Chief: Homeless camp to be closed in March as other options are considered

Benny Westcott

The last day the homeless encampment at the Church of Nazarene will potentially be open is March 31, Sweet Home Chief of Police Jeff Lynn said last week.

“If March is a beautiful month, we could do this earlier too,” Lynn said. “If March is 70 degrees all the way through, there’s no need for it. This really was designed as an emergency cold weather shelter.”

He noted issues that have arisen at the shelter.

“It’s been a mess. Our calls for service are increasing dramatically, especially since December. I don’t think it’s a healthy place for anybody down there right now. Even the homeless that are here, I don’t think it’s a good environment for them. Part of me was disappointed. I supported it when it first started. It’s a free-for-all mess.”

He mentioned disturbances and sexual assaults that have occurred at the encampment, and that a number of individuals have been forced to leave.

Lynn said that part of the problem is that without clear-cut policies in place, people were coming from places other than Sweet Home to live in the encampment.

“We built it, and they came. And so there was a percentage that weren’t even from our community, from Lebanon to the Albany area that were coming over because they heard there’s a camp over here. And that wasn’t in the plan at all.”

Despite his insistence on a firm deadline for deconstructing the homeless encampment at the Church of Nazarene, Lynn said that “we are months away” from a new shelter.

Even though a new shelter may be months away from becoming a reality, Lynn said plans for a new shelter are beginning to take shape.

“We’ve got a group of people in the community that are together trying to come up with a more permanent fixture where there can be some levels of transition and those who are engaged in services can hopefully work their way out of homelessness. That is really coming together, it’s just taken a lot longer than any of us would want.”

He said the biggest hurdle to overcome was finding an organization with the capacity and willingness to spearhead the creation of a new shelter. But he says that the Family Assistance and Resource Center, a nonprofit organization that serves people experiencing homelessness and housing instability in Linn County, has offered to be of service in this regard.

“Their organization has stepped up and they believe that they could run it, and have a capacity for it. And they’re excited for the opportunity,” Lynn said.

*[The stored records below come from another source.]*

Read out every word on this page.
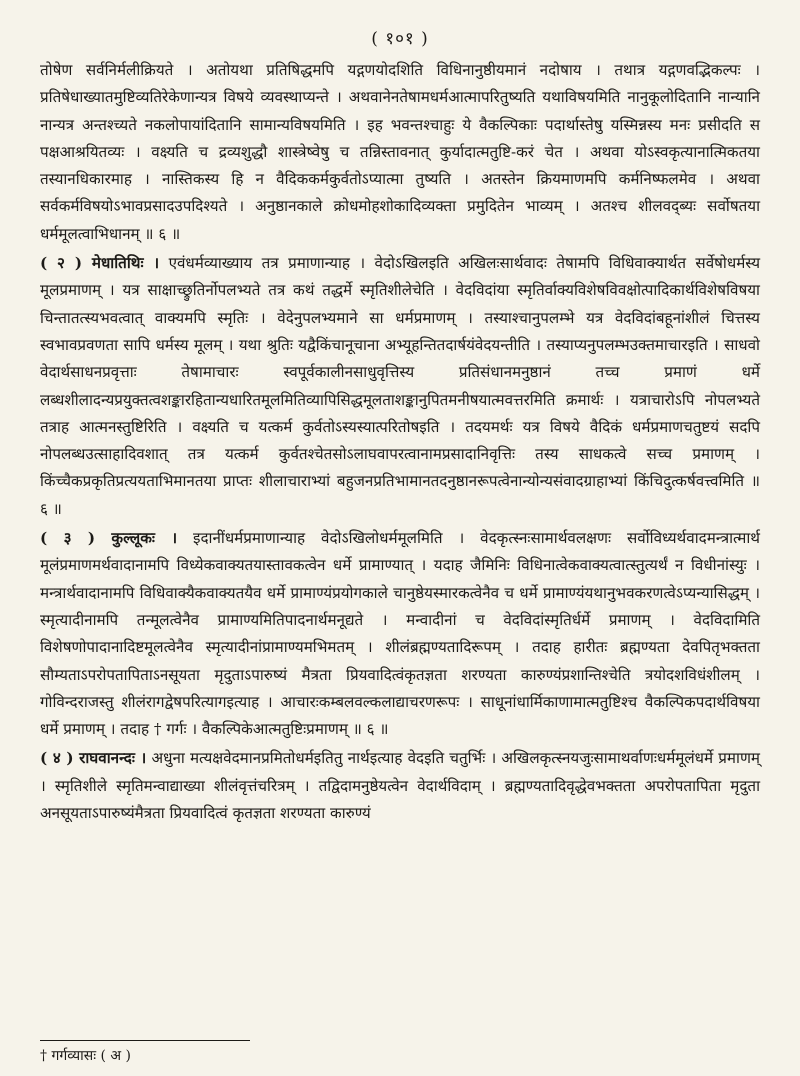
( १०१ )

तोषेण सर्वनिर्मलीक्रियते । अतोयथा प्रतिषिद्धमपि यद्गणयोदशिति विधिनानुष्ठीयमानं नदोषाय । तथात्र यद्गणवद्भिकल्पः । प्रतिषेधाख्यातमुष्टिव्यतिरेकेणान्यत्र विषये व्यवस्थाप्यन्ते । अथवानेनतेषामधर्मआत्मापरितुष्यति यथाविषयमिति नानुकूलोदितानि नान्यानि नान्यत्र अन्तश्च्यते नकलोपायांदितानि सामान्यविषयमिति । इह भवन्तश्चाहुः ये वैकल्पिकाः पदार्थास्तेषु यस्मिन्नस्य मनः प्रसीदति स पक्षआश्रयितव्यः । वक्ष्यति च द्रव्यशुद्धौ शास्त्रेष्वेषु च तन्निस्तावनात् कुर्यादात्मतुष्टि-करं चेत । अथवा योऽस्वकृत्यानात्मिकतया तस्यानधिकारमाह । नास्तिकस्य हि न वैदिककर्मकुर्वतोऽप्यात्मा तुष्यति । अतस्तेन क्रियमाणमपि कर्मनिष्फलमेव । अथवा सर्वकर्मविषयोऽभावप्रसादउपदिश्यते । अनुष्ठानकाले क्रोधमोहशोकादिव्यक्ता प्रमुदितेन भाव्यम् । अतश्च शीलवद्ब्यः सर्वोषतया धर्ममूलत्वाभिधानम् ॥ ६ ॥

( २ ) मेधातिथिः । एवंधर्मव्याख्याय तत्र प्रमाणान्याह । वेदोऽखिलइति अखिलःसार्थवादः तेषामपि विधिवाक्यार्थत सर्वेषोधर्मस्य मूलप्रमाणम् । यत्र साक्षाच्छ्रुतिर्नोपलभ्यते तत्र कथं तद्धर्मे स्मृतिशीलेचेति । वेदविदांया स्मृतिर्वाक्यविशेषविवक्षोत्पादिकार्थविशेषविषया चिन्तातत्स्यभवत्वात् वाक्यमपि स्मृतिः । वेदेनुपलभ्यमाने सा धर्मप्रमाणम् । तस्याश्चानुपलम्भे यत्र वेदविदांबहूनांशीलं चित्तस्य स्वभावप्रवणता सापि धर्मस्य मूलम् । यथा श्रुतिः यद्वैकिंचानूचाना अभ्यूहन्तितदार्षयंवेदयन्तीति । तस्याप्यनुपलम्भउक्तमाचारइति । साधवो वेदार्थसाधनप्रवृत्ताः तेषामाचारः स्वपूर्वकालीनसाधुवृत्तिस्य प्रतिसंधानमनुष्ठानं तच्च प्रमाणं धर्मे लब्धशीलादन्यप्रयुक्तत्वशङ्कारहितान्यधारितमूलमितिव्यापिसिद्धमूलताशङ्कानुपितमनीषयात्मवत्तरमिति क्रमार्थः । यत्राचारोऽपि नोपलभ्यते तत्राह आत्मनस्तुष्टिरिति । वक्ष्यति च यत्कर्म कुर्वतोऽस्यस्यात्परितोषइति । तदयमर्थः यत्र विषये वैदिकं धर्मप्रमाणचतुष्टयं सदपि नोपलब्धउत्साहादिवशात् तत्र यत्कर्म कुर्वतश्चेतसोऽलाघवापरत्वानामप्रसादानिवृत्तिः तस्य साधकत्वे सच्च प्रमाणम् । किंच्चैकप्रकृतिप्रत्ययताभिमानतया प्राप्तः शीलाचाराभ्यां बहुजनप्रतिभामानतदनुष्ठानरूपत्वेनान्योन्यसंवादग्राहाभ्यां किंचिदुत्कर्षवत्त्वमिति ॥ ६ ॥

( ३ ) कुल्लूकः । इदानींधर्मप्रमाणान्याह वेदोऽखिलोधर्ममूलमिति । वेदकृत्स्नःसामार्थवलक्षणः सर्वोविध्यर्थवादमन्त्रात्मार्थ मूलंप्रमाणमर्थवादानामपि विध्येकवाक्यतयास्तावकत्वेन धर्मे प्रामाण्यात् । यदाह जैमिनिः विधिनात्वेकवाक्यत्वात्स्तुत्यर्थं न विधीनांस्युः । मन्त्रार्थवादानामपि विधिवाक्यैकवाक्यतयैव धर्मे प्रामाण्यंप्रयोगकाले चानुष्ठेयस्मारकत्वेनैव च धर्मे प्रामाण्यंयथानुभवकरणत्वेऽप्यन्यासिद्धम् । स्मृत्यादीनामपि तन्मूलत्वेनैव प्रामाण्यमितिपादनार्थमनूद्यते । मन्वादीनां च वेदविदांस्मृतिर्धर्मे प्रमाणम् । वेदविदामिति विशेषणोपादानादिष्टमूलत्वेनैव स्मृत्यादीनांप्रामाण्यमभिमतम् । शीलंब्रह्मण्यतादिरूपम् । तदाह हारीतः ब्रह्मण्यता देवपितृभक्तता सौम्यताऽपरोपतापिताऽनसूयता मृदुताऽपारुष्यं मैत्रता प्रियवादित्वंकृतज्ञता शरण्यता कारुण्यंप्रशान्तिश्चेति त्रयोदशविधंशीलम् । गोविन्दराजस्तु शीलंरागद्वेषपरित्यागइत्याह । आचारःकम्बलवल्कलाद्याचरणरूपः । साधूनांधार्मिकाणामात्मतुष्टिश्च वैकल्पिकपदार्थविषया धर्मे प्रमाणम् । तदाह † गर्गः । वैकल्पिकेआत्मतुष्टिःप्रमाणम् ॥ ६ ॥

( ४ ) राघवानन्दः । अधुना मत्यक्षवेदमानप्रमितोधर्मइतितु नार्थइत्याह वेदइति चतुर्भिः । अखिलकृत्स्नयजुःसामाथर्वाणःधर्ममूलंधर्मे प्रमाणम् । स्मृतिशीले स्मृतिमन्वाद्याख्या शीलंवृत्तंचरित्रम् । तद्विदामनुष्ठेयत्वेन वेदार्थविदाम् । ब्रह्मण्यतादिवृद्धेवभक्तता अपरोपतापिता मृदुता अनसूयताऽपारुष्यंमैत्रता प्रियवादित्वं कृतज्ञता शरण्यता कारुण्यं

† गर्गव्यासः ( अ )
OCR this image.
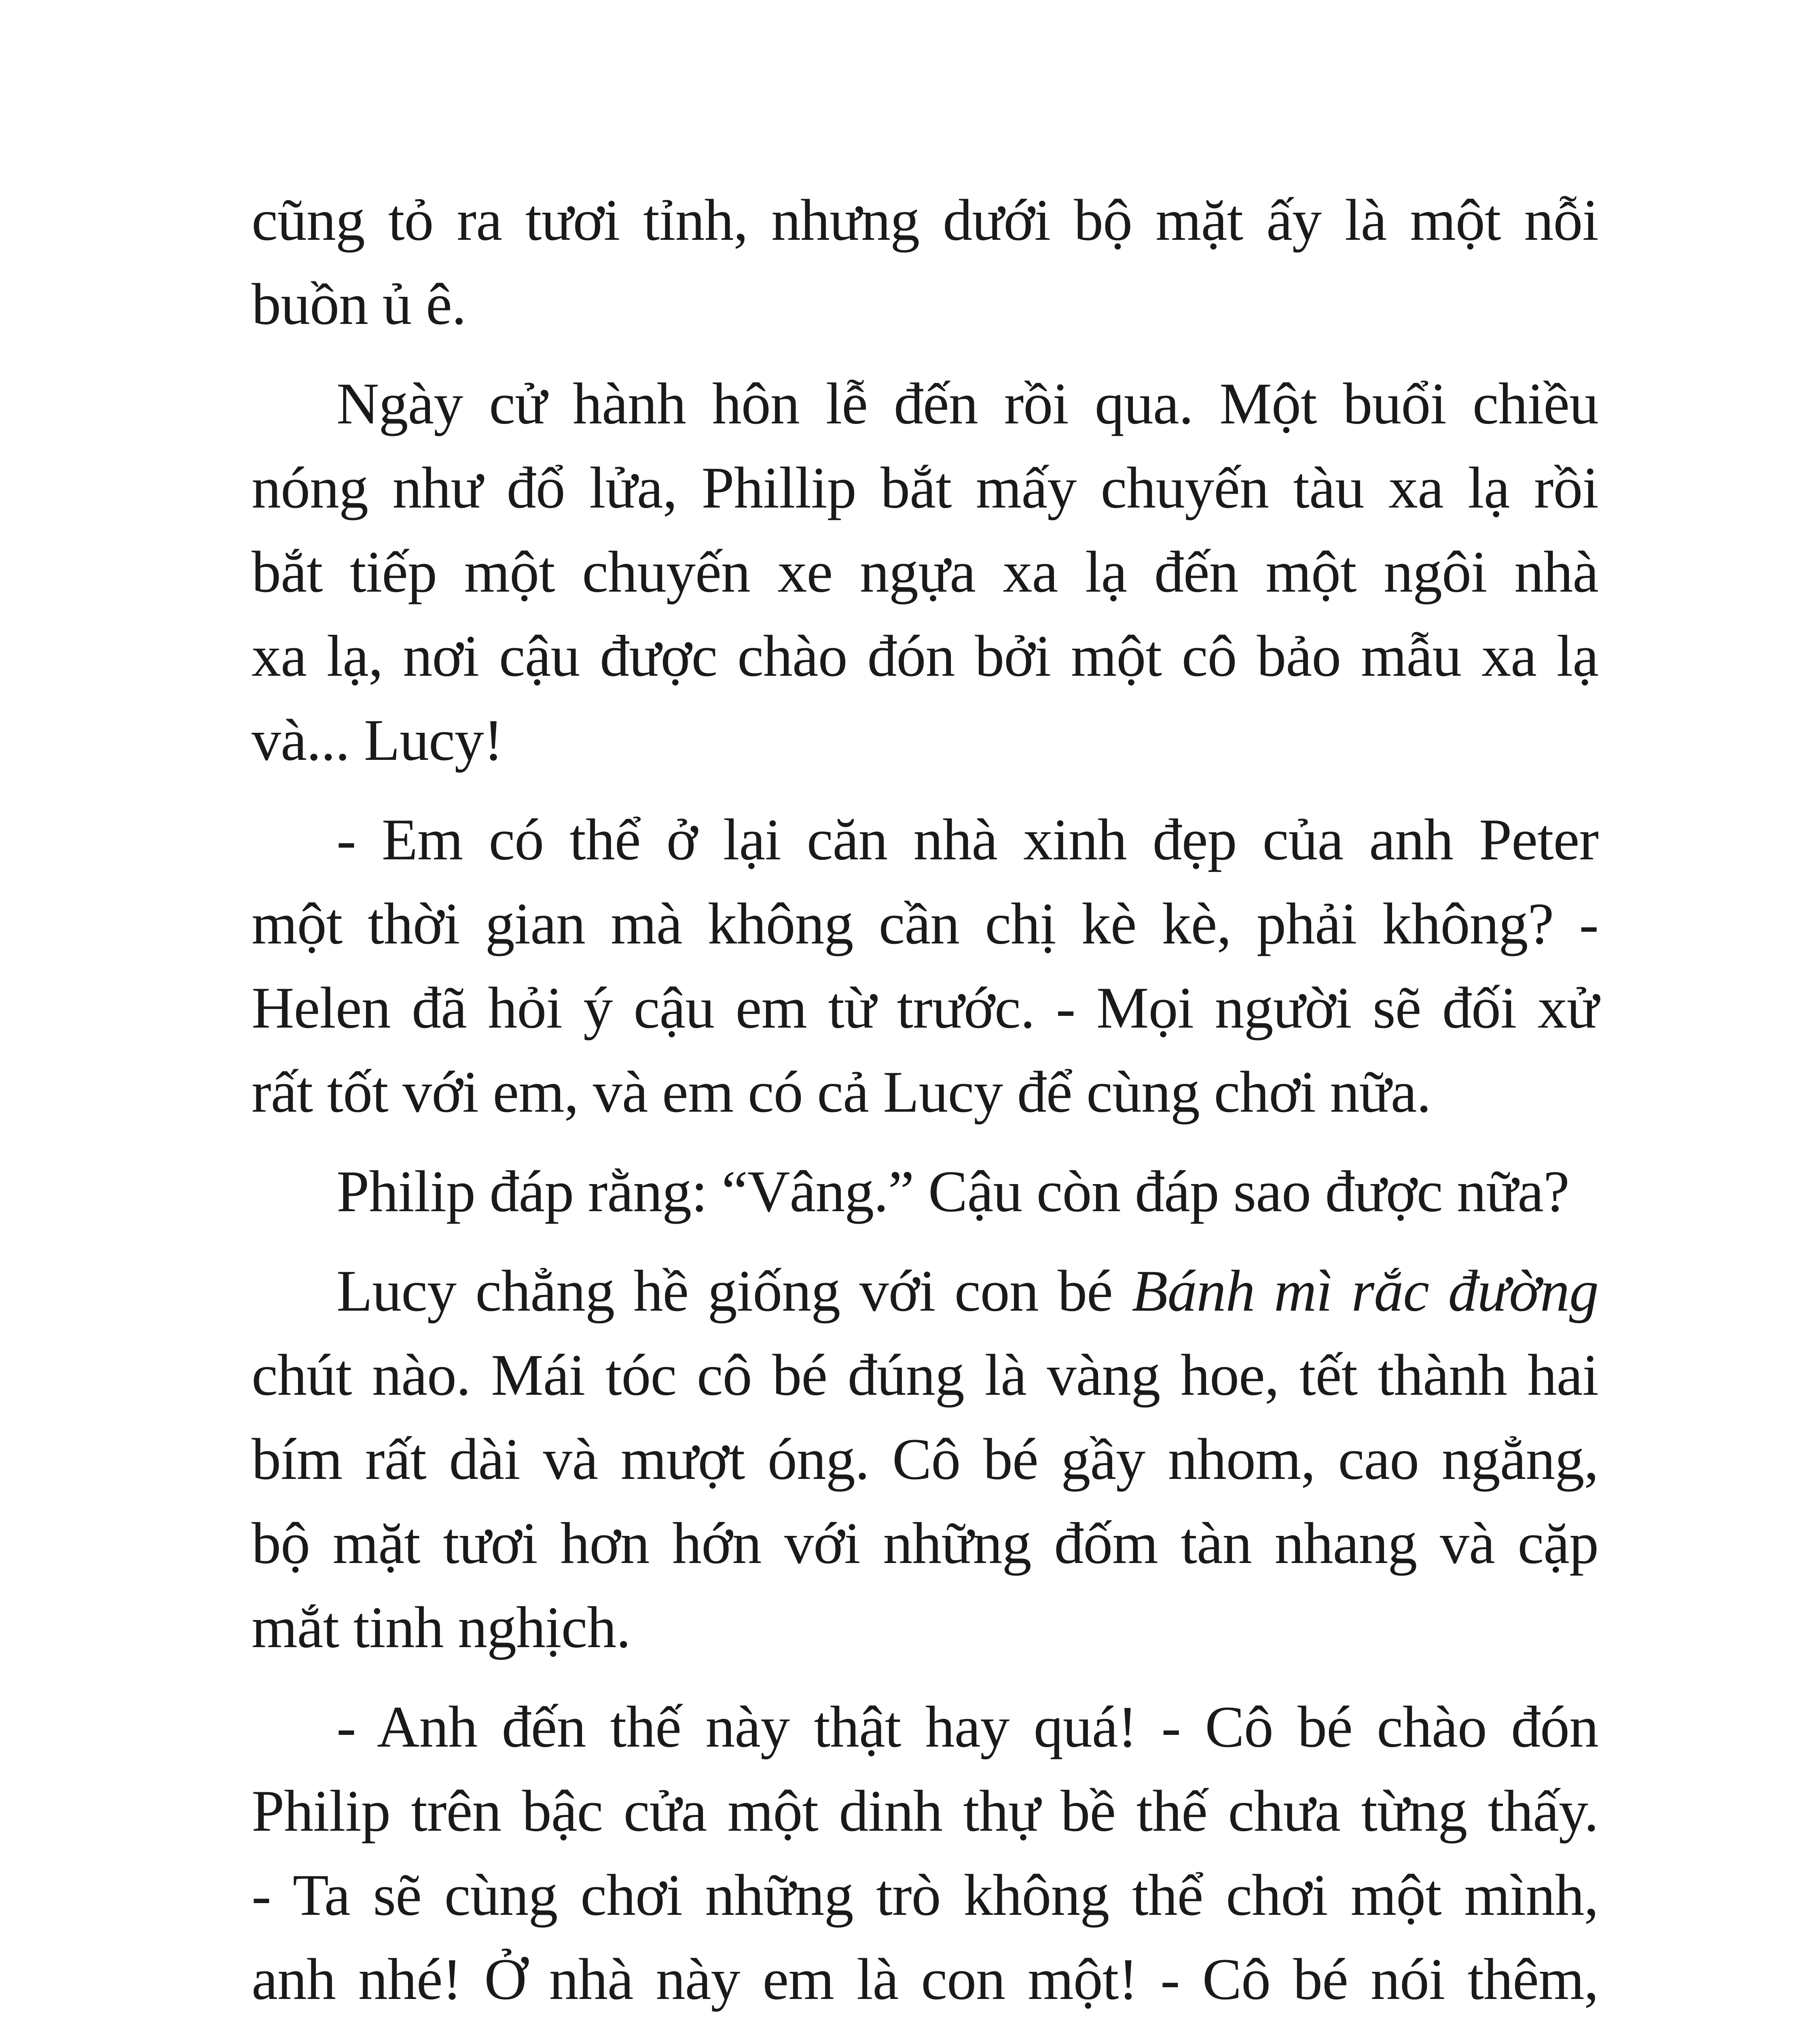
cũng tỏ ra tươi tỉnh, nhưng dưới bộ mặt ấy là một nỗi
buồn ủ ê.
Ngày cử hành hôn lễ đến rồi qua. Một buổi chiều
nóng như đổ lửa, Phillip bắt mấy chuyến tàu xa lạ rồi
bắt tiếp một chuyến xe ngựa xa lạ đến một ngôi nhà
xa lạ, nơi cậu được chào đón bởi một cô bảo mẫu xa lạ
và... Lucy!
- Em có thể ở lại căn nhà xinh đẹp của anh Peter
một thời gian mà không cần chị kè kè, phải không? -
Helen đã hỏi ý cậu em từ trước. - Mọi người sẽ đối xử
rất tốt với em, và em có cả Lucy để cùng chơi nữa.
Philip đáp rằng: “Vâng.” Cậu còn đáp sao được nữa?
Lucy chẳng hề giống với con bé Bánh mì rắc đường
chút nào. Mái tóc cô bé đúng là vàng hoe, tết thành hai
bím rất dài và mượt óng. Cô bé gầy nhom, cao ngẳng,
bộ mặt tươi hơn hớn với những đốm tàn nhang và cặp
mắt tinh nghịch.
- Anh đến thế này thật hay quá! - Cô bé chào đón
Philip trên bậc cửa một dinh thự bề thế chưa từng thấy.
- Ta sẽ cùng chơi những trò không thể chơi một mình,
anh nhé! Ở nhà này em là con một! - Cô bé nói thêm,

A delay in establishing a new shelter would leave a potential gap in time when Sweet Home’s current homeless encampment population would be left without formal shelter.

“We could be chasing them around for a period,” Lynn said, citing how his police force might have to deal with the homeless. “That’s just the reality of it. But I don’t want to rush something. If we’re going to do something that’s permanent let’s do it right. Let’s take the time and plan and get everything in place so we can do it right.”

“I actually think that having that disband prior to the new shelter opening up wouldn’t be a bad thing,” Lynn said. “Because then you can kind of control the inflow of individuals wanting in through some type of intake process, rather than the whole mass coming over on Day One.”

Lynn said he would want to see certain rules put in place for a longer term shelter.

“No drug or alcohol use on site and a sense of cleanliness and orderliness. Just some of the basic things. No excessive noise, or fighting or disturbing other individuals who are there.”

He mentioned that he wouldn’t support a future encampment unless there was some type of residency requirement for admittance.

“We are too small and we have too few resources to take on other peoples’ homeless issue. We can barely tackle our own, let alone have open arms for everybody else coming in. So that’s just what happens when we’re small and we have finite resources.”

As far as the location of a new shelter goes, Lynn says a few pieces of property have been identified that he thinks would work “really well” as a living arrangement for homeless people. But he suggested that such a location should be chosen conscientiously.

“You can’t just put them out in the boondocks because it has to be close enough for them to access services,” Lynn said. “But, quite honestly, we also want it off of Main Street and Long Street. It doesn’t need to be a fixture in our downtown corridor.”

Lynn said the Family Assistance and Resource Center Group has some funds that they could direct toward a new encampment, but he does not know whether the group would put their funds toward such an effort.

But Lynn says he and his peers are still focusing on the overall concept of what an encampment would look like before they hash out funding details.

He notes that public sentiment varies in Sweet Home on how the issue of homelessness should be approached.

“Everybody has a different opinion on what we should be providing or making available to the homeless. And it’s a whole spectrum. You’ve got some who want them gone, and you’ve got some who say “give them whatever they need.” And then you’ve got everybody in between as well. So navigating that hasn’t been easy.”